The driver didn’t see him.
My father was entitled to those 15 years, he had earned everyone of them.
The thought that some flippant ageist thought that he or many like him, were not entitled to those years for expediency and statistics is just disgusting.
Once again projections. From the moment we are born we are going to to die. (Have you had that conversation with yourself yet?) When, where, why and how are a mystery to almost everyone; and to our best efforts to overcome nature.
Unless you are willing to talk about maximising the experience of life for as many as possible consider this; I regard the emotional response trite, inward looking and ultimately pointless. For a species as capable as ours, as gifted as ours, the fact that criminality, underachievement, and many mental illnesses are still common is an indictment.
I also know that the vast majority of us should have most of the qualities of the alpha (adequate courage, resilience, seeking achievement and sociability) because that is the blueprint contained in the genome; based on instincts at birth and a subset of the neurotransmitters we employ. The rare existence of genetic misfires tells us just how lucky we are if we don’t have that burden. Alphas have real emotions, those not based on fear, unfairness or being powerless.

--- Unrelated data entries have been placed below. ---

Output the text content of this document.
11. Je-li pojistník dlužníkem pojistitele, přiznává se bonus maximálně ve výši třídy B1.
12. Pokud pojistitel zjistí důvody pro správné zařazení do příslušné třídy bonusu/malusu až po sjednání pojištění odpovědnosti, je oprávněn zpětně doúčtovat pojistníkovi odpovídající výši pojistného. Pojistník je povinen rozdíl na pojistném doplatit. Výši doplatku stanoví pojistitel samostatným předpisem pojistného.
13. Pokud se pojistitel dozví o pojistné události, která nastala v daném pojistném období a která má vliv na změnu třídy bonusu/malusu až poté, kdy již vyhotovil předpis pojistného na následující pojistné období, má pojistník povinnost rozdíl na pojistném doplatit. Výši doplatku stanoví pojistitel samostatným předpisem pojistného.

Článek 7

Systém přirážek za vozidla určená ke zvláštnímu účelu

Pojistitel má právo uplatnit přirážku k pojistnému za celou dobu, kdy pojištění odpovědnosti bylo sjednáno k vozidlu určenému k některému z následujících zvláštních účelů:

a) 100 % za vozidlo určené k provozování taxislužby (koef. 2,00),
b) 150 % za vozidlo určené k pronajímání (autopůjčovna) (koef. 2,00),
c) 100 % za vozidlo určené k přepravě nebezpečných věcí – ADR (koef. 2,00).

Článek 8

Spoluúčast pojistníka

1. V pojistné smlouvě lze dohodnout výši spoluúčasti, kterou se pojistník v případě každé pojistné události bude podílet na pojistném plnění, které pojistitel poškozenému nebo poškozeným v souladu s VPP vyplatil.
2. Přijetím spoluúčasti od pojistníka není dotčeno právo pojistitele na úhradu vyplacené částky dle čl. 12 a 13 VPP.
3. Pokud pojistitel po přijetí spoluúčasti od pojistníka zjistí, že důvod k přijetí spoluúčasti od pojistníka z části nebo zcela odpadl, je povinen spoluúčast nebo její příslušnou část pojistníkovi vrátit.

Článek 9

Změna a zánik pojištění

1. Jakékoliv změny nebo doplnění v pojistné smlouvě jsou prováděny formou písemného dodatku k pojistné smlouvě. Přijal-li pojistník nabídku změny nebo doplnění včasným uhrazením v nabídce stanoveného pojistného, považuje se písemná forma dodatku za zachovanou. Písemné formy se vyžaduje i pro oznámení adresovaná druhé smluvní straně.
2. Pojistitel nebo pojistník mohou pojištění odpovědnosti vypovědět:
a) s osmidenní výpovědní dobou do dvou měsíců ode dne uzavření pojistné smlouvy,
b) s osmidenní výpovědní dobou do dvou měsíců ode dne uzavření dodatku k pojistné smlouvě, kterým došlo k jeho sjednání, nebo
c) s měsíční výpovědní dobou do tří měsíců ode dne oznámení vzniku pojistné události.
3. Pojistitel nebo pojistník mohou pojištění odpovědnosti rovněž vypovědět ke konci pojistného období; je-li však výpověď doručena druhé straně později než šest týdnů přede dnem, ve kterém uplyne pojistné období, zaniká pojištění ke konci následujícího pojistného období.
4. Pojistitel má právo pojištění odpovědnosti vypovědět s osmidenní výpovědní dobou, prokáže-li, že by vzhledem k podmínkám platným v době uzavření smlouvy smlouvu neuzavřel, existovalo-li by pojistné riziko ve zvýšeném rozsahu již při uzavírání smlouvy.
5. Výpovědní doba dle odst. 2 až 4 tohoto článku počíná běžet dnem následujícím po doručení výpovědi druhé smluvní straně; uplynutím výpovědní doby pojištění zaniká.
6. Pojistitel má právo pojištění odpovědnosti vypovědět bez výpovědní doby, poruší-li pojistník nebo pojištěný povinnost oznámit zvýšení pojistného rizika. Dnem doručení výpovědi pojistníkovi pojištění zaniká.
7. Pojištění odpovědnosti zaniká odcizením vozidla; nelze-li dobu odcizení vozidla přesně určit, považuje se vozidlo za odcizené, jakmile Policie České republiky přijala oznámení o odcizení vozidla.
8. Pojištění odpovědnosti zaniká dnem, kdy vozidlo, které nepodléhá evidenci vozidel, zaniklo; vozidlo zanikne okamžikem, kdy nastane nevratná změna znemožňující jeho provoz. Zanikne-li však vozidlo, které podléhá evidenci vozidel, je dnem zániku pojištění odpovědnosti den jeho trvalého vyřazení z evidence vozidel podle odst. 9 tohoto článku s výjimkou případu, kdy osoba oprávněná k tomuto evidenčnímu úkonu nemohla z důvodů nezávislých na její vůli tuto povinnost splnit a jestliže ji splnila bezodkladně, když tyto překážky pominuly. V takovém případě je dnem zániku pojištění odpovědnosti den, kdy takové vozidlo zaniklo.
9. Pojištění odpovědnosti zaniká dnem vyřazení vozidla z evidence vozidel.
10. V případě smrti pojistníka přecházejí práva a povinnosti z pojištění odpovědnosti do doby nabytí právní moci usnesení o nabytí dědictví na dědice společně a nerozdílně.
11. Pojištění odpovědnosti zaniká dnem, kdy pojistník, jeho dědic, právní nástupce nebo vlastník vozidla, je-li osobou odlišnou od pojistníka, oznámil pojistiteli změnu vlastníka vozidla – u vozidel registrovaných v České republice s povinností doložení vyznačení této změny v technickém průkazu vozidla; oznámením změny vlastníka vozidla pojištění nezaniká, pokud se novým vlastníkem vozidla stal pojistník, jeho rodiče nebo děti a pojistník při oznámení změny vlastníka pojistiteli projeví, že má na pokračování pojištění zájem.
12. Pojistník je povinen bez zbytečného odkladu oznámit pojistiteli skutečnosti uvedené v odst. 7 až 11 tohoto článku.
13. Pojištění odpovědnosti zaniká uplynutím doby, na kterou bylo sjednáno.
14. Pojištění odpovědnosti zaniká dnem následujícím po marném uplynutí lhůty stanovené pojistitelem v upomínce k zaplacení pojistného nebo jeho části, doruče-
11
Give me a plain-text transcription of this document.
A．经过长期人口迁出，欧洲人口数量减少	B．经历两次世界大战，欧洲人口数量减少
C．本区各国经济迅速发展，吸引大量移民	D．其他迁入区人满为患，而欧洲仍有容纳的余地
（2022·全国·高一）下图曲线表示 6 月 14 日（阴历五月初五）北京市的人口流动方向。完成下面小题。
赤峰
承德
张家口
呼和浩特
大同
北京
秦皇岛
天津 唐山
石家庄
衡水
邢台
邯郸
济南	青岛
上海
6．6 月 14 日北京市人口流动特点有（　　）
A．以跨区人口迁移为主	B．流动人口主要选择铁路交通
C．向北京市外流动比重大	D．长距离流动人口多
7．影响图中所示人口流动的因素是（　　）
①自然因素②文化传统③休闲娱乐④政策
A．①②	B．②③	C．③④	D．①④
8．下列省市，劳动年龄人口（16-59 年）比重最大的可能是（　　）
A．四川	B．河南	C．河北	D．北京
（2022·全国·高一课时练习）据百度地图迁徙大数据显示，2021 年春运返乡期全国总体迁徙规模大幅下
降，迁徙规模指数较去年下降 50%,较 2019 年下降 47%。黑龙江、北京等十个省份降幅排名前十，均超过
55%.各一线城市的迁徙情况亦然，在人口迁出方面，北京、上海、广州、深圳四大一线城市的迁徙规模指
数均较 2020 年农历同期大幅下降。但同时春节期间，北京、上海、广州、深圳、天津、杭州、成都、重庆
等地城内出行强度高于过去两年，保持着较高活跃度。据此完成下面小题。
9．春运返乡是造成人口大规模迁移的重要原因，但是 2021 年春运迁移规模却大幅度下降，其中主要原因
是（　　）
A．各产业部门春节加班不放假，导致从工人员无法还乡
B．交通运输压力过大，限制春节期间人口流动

Is being an alpha the normal modern human? No, it isn’t and that is the only discussion any citizen of any society needs to have to live up to our potential. Then ask yourself: would a society of alphas allow themselves to be isolated, jabbed, masked, passported by things less-than-Scientific, power-grabbing or political-ego-based. If you answer yes, then vote for a major party, they need more minions.
Ah, Alpha. Now we know where you’ve oozed from. Seriously, I’ve said this to you before and I’ll say it again. If you are from America and you are commenting, go away. We don’t want American filth. If you’re not, can I suggest that the red states in America are your natural home. Go there.
I’ve been, stayed for a while, made a quid, enjoyed it, don’t miss it.
Isn’t the internet is a wonderful thing? I don’t have to shower three times after dealing with you. It actually saves water. Did Tim Berners-Lee realise this? Prescience Plus Ultra. See you again real soon buddy.
1/50,000 is 0.00002. 0.002 is 1/500. You might want to check your spreadsheet again.
What are you talking about? The bare “excess death rate” for most countries is of an extent to demonstrate that something has been killing off the population at a rate far greater than the normal attrition. If it’s not Covid-19, what do you suggest it could be?
What figures/source are you using? The CDC (US) are reducing those who ‘died of COVID’ as late as today, something many in the game were complaining of (over counting) from the very first days. They also were adamant that the diagnostic tool was inadequate.